Max Pam, de eminente columnist van het tv-programma Buitenhof, sprak in dit verband in de uitzending van 11 oktober j.l. over de bestuurlijke integriteitscrisis. Hij vatte zijn boodschap als volgt samen: “In navolging van zijn Italiaanse held leidt Jan Peter Balkenende ons naar een bananenrepubliek die wordt bestuurd door amateurs”. Die Italiaanse held is natuurlijk de vleesgeworden viagrapil Silvio Berlusconi, met wie onze pleitbezorger van normen en waarden een passie deelt voor snelle bolides en gestroomlijnde dames. En het woord bananenrepubliek sloeg op een aantal Nederlandse vertegenwoordigers van het politiek-bestuurlijk establishment van wie de bestuurlijke integriteit in het geding is. 

Wat mij betreft hoeft er niet een soort Bijltjesdag te komen, maar het heeft er veel van weg dat politici en bestuurders te vaak de dans ontspringen. En ook dat wordt door de burger gesignaleerd en draagt bij aan het gevoel van onvrede en wantrouwen. Of er sprake is van een old boys network dat elkaar de hand boven het hoofd houdt, kan ik niet beoordelen, maar het is een feit dat in ons kleine polderland een betrekkelijk kleine kliek de dienst uitmaakt. Uitgerangeerde en afgedankte politici worden door zielsverwanten gestald bij de Raad van State of benoemd als burgemeester of Commissaris van de Koningin en ook in Raden van Bestuur van grote bedrijven en financiële instellingen zijn zij opvallend vaak aanwezig.
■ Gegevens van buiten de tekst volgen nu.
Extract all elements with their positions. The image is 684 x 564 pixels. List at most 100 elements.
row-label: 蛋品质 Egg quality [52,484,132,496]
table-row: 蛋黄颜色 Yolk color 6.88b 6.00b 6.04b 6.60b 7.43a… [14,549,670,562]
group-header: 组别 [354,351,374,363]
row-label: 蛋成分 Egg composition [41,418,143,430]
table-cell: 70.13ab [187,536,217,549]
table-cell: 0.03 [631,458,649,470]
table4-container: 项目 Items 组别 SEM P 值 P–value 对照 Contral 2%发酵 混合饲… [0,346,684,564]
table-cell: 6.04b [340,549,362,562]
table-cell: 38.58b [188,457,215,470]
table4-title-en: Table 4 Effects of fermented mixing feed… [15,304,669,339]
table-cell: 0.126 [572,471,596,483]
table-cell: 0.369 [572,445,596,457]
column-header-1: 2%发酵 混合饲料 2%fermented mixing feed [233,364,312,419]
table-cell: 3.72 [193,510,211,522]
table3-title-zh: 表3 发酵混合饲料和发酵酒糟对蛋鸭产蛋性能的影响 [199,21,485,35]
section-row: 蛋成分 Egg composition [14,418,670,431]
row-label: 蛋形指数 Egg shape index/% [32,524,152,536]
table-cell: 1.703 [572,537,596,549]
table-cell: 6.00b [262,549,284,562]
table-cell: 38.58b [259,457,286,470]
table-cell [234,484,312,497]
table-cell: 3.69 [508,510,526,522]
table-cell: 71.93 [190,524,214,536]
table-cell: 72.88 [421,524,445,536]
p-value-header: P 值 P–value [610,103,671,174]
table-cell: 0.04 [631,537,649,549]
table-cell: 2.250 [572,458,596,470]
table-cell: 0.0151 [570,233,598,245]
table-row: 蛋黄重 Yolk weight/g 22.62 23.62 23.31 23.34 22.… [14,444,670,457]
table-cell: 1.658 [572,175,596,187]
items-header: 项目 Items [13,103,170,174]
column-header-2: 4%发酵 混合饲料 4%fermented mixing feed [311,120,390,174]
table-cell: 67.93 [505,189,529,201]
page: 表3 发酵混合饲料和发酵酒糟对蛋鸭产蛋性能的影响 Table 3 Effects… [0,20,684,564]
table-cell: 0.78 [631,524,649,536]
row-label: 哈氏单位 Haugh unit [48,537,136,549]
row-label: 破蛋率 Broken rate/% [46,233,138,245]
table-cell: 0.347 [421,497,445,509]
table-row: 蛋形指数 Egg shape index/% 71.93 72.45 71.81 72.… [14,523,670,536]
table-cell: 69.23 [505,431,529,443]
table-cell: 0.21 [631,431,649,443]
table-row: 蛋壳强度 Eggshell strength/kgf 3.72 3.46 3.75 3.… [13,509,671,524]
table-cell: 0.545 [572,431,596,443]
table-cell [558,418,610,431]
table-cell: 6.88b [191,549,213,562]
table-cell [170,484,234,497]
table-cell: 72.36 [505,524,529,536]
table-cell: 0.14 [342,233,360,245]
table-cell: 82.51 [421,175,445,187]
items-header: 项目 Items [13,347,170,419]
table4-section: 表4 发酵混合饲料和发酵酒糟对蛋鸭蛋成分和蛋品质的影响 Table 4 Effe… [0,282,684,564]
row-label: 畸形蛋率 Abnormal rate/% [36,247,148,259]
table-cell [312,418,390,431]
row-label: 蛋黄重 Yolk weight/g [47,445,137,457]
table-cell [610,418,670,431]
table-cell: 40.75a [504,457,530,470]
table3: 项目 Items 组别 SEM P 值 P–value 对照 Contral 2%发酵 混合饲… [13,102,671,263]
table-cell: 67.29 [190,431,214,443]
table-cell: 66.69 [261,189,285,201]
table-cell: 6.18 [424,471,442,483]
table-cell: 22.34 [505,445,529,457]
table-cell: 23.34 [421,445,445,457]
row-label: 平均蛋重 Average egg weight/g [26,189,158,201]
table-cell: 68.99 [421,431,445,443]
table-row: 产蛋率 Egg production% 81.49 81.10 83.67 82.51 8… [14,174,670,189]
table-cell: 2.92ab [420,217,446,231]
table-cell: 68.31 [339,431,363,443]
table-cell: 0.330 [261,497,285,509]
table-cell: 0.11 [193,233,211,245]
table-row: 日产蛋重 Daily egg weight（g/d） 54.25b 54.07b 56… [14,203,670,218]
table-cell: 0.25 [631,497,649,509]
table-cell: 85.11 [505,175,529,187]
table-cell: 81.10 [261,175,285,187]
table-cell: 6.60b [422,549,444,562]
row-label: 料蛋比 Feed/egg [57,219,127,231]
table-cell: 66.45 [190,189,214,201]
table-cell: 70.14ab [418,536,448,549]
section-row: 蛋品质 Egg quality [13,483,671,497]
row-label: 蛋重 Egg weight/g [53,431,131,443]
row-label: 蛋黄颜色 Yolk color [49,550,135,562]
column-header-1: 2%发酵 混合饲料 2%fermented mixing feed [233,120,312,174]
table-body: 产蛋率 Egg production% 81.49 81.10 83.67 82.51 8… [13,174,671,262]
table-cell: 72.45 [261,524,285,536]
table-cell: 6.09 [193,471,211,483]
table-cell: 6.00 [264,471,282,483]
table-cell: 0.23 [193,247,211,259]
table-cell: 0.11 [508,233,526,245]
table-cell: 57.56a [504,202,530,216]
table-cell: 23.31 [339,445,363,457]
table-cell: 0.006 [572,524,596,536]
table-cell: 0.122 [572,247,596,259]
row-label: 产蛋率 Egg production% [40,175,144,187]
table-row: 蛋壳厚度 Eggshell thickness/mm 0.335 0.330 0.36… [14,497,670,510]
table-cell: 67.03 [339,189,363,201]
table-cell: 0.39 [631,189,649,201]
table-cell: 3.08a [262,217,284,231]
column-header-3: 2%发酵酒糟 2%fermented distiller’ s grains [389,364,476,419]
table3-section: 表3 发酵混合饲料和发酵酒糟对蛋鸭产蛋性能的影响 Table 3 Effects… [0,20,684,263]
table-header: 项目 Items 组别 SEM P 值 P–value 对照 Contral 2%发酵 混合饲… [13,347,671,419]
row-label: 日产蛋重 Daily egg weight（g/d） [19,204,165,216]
Competentie lijkt daarbij geen doorslaggevende rol te spelen. Dat in dit kader woorden als vriendjespolitiek, klassenjustitie en belangenverstrengeling worden gebezigd, kan en mag geen verbazing wekken.

Het proces dat hierboven werd beschreven ontwricht in toenemende mate de samenleving en schept een vruchtbare voedingsbodem voor politieke bewegingen als die van Wilders en Verdonk. Kennelijk hebben we sinds de jaren van Pim Fortuyn niets geleerd. De tijdbom die toen is gelegd tikt nog steeds en tikt steeds sneller. En als de noodzakelijke reparaties en renovaties niet vanuit Den Haag komen, zal er een moment komen dat de burger het heft in eigen handen neemt. Dan ontploft de bom en is het Bijltjesdag. Want dan wordt er wel afgerekend.